Рискну предположить, что «двери» здесь указывают на существующий, но не предрешенный, всегда присутствующий в сознании, но никогда не окончательный смысл. Он может состояться только как открытый — открытый истолкованию и действию. Истолкованию действием. Потому символ здесь и вызывает к жизни ответное слово, размыкает немоту в речь, ведя ее через условный глагол «понял бы» к стоящему в конце местоимению (место-имению!) «всё» [15].
Книга книг
Среди перечня символов, составляющих «я», в стихотворении «Yesterdays» (сб. «Тайнопись») упоминаются стоявшие в отцовской библиотеке времен раннего борхесовского детства «томá, // которые листались не читаясь». Символ для книгочея Борхеса, конечно же, не случайный.

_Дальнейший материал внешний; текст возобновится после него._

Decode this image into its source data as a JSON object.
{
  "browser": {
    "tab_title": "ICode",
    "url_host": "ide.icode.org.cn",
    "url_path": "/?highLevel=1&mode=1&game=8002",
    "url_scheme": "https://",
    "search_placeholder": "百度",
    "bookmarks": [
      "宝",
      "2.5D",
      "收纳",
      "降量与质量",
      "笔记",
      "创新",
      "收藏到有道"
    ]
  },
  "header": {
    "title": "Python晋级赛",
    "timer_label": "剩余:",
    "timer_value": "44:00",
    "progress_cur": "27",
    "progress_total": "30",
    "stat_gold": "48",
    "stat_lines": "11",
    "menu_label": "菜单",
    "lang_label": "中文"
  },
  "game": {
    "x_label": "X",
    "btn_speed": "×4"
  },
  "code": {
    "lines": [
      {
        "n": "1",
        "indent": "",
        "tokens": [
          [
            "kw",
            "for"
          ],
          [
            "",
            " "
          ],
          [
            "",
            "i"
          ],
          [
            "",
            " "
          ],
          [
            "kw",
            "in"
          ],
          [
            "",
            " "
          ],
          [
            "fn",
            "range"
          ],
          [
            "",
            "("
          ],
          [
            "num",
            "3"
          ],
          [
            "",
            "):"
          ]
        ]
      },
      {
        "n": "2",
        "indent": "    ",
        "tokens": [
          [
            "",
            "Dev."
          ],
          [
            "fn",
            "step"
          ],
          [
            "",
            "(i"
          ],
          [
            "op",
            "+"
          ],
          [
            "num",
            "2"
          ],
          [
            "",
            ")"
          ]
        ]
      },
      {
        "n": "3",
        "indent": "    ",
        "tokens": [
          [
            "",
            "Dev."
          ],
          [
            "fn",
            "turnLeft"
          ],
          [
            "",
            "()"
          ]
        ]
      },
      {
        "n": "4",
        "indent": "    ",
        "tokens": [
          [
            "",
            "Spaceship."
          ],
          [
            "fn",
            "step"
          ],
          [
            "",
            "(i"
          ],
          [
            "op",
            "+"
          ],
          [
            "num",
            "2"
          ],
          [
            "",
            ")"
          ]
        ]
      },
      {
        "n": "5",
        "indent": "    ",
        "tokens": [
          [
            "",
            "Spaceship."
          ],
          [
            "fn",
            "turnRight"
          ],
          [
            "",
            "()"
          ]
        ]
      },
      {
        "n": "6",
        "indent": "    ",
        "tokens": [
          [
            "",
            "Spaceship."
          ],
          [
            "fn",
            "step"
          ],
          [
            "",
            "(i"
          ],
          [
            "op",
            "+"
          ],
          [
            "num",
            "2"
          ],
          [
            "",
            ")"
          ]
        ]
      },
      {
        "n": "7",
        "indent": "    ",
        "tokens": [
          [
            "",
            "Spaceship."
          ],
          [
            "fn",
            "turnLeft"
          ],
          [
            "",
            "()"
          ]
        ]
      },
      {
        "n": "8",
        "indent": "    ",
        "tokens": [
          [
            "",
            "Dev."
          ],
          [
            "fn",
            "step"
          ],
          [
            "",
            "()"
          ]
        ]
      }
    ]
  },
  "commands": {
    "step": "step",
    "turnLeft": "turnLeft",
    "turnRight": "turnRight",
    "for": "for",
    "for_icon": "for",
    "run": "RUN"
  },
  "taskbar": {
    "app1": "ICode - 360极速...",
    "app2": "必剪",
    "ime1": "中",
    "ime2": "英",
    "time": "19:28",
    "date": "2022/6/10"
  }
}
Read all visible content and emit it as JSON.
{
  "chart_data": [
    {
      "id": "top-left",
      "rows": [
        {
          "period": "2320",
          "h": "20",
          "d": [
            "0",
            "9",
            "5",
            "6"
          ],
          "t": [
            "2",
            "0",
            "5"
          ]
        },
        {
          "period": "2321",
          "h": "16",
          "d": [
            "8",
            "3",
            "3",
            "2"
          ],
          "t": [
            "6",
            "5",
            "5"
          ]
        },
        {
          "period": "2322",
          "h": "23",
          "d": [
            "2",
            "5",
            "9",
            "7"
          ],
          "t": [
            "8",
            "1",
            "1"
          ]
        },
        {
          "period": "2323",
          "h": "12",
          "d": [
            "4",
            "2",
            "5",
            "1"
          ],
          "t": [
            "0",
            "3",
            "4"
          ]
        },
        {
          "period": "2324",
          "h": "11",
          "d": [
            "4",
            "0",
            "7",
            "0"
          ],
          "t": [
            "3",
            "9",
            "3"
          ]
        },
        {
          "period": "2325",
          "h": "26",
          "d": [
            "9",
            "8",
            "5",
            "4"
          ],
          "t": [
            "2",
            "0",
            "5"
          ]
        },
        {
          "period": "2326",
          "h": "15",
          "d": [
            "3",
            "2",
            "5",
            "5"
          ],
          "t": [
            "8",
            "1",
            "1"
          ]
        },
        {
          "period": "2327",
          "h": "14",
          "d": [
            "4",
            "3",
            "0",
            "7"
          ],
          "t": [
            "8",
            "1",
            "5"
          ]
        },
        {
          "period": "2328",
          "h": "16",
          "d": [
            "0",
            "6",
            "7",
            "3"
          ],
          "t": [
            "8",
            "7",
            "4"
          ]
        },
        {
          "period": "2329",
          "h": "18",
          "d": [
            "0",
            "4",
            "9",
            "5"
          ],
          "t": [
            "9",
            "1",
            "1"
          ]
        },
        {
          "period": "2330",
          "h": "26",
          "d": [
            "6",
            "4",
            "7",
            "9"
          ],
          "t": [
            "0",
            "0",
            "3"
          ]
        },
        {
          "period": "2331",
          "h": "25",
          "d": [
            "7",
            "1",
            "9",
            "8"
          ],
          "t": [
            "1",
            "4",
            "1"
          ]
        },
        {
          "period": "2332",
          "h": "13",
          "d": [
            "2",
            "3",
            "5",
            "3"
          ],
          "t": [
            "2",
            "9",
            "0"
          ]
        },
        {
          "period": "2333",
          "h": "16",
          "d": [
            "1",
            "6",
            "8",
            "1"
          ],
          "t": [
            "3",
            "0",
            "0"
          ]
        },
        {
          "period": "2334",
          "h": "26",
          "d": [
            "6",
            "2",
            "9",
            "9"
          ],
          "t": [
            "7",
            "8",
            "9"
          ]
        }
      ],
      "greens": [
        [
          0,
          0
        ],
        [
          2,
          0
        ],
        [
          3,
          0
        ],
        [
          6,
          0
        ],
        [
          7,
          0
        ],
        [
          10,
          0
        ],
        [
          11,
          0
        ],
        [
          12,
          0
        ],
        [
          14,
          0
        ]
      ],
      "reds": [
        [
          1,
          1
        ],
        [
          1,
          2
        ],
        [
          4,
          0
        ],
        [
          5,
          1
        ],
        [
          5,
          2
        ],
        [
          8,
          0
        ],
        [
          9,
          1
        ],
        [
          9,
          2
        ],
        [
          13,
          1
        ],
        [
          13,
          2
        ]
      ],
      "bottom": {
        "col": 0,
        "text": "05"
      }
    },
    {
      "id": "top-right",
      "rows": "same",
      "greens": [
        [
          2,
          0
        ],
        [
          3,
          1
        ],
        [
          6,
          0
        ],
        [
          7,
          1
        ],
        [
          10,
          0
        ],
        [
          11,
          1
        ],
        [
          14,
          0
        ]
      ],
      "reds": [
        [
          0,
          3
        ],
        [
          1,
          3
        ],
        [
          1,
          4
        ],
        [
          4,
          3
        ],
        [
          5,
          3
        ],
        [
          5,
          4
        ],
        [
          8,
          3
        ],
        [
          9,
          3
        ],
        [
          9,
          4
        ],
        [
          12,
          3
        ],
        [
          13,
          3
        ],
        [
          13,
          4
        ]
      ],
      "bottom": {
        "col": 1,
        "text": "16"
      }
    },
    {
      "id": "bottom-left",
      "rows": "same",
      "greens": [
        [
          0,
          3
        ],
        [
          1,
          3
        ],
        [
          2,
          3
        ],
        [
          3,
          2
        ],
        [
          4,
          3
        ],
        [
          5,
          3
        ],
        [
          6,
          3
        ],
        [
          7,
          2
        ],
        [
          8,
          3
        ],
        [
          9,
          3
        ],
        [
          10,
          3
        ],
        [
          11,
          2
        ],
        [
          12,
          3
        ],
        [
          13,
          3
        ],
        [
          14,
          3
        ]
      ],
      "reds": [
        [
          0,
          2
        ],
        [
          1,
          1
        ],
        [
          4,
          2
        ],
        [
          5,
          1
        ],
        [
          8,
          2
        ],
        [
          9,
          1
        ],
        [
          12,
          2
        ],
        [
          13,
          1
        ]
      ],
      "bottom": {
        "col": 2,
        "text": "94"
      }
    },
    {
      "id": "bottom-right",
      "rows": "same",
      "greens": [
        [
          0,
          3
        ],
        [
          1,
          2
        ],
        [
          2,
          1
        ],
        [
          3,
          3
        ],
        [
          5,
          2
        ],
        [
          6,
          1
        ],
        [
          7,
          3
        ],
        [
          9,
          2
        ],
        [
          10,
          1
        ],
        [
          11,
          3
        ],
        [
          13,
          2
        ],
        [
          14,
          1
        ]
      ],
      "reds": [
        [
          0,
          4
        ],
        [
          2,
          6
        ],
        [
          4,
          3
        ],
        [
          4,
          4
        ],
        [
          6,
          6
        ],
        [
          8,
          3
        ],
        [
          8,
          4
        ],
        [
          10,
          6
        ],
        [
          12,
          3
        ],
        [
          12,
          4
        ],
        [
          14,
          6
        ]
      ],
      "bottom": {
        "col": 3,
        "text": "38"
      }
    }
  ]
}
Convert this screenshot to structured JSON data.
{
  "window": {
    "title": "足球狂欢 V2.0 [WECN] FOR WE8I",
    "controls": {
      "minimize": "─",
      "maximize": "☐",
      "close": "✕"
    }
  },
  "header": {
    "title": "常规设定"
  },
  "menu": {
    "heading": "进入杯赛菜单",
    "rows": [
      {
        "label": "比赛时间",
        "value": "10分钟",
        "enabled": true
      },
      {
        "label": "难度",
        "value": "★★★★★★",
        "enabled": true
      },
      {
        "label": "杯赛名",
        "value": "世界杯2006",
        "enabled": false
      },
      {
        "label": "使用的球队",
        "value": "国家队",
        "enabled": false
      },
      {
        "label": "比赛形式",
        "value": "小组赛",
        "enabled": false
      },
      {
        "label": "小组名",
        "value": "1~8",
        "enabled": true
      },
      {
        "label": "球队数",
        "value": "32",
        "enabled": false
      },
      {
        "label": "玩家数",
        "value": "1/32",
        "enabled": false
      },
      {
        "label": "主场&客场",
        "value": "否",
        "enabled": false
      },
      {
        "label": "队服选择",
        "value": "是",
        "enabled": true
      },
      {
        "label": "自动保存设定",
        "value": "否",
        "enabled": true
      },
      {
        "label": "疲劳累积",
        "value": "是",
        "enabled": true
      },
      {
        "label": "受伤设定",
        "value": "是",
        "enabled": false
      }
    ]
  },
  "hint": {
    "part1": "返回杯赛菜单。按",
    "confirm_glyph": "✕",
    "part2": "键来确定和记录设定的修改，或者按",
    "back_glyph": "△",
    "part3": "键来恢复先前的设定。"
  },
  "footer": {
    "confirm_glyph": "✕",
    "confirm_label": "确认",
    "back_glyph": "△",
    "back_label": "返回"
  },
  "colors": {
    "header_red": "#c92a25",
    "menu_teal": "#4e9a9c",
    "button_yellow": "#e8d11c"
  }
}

Напомню, что в «Хранителе книг» (сб. «Хвала тьме») бережно хранимые свитки тоже остаются непрочитанными: их потомственный верный страж, замурованный в башне, не умеет читать (но мы-то, кажется, умеем и сможем прочесть этот символ?). Непрочтенной остается арабская книга, пророчески предсказавшая герою микроновеллы «Действие книги» всю его жизнь. В предисловии к сборнику «Порука» смысл этой непрочитанности расширяется. Теперь уже сам автор не знает, что он написал, но надеется, что, быть может, в его книге есть хоть одна строка, достойная пройти с кем-то из его завтрашних читателей «до последней минуты» (ср. часто вспоминаемую Борхесом мысль Леона Блуа: «Никто не знает, кто он такой и во что его превратит будущее»). Смысловым пределом этой метафоры, вероятно, может быть всеобъемлющая книга из новелл «Вавилонская библиотека», «Книга Песка» и множества других вещей Борхеса [16]. Сам писатель в «Автобиографических заметках» обобщает: «Всю жизнь я переписывал одну и ту же книгу» [17].
С одной стороны, тут, конечно, слышна — воспользуюсь сквозным борхесовским словом — усталость. В поздней новелле «25 августа 1983 года» альтер эго Борхеса, перешагнувший на девятый десяток, подытоживает: «Каждый писатель кончает тем, что превращается в собственного бесталанного ученика» [18]. «Я написал невероятно много», — признает он. «И в конце концов понял, что потерпел неудачу», — находчиво парирует его молодой собеседник. Впрочем, — учитывая, что последний видит перед собой свое же будущее, — уместно ли здесь так уж злорадничать? И какая в подобном предприятии может быть удача?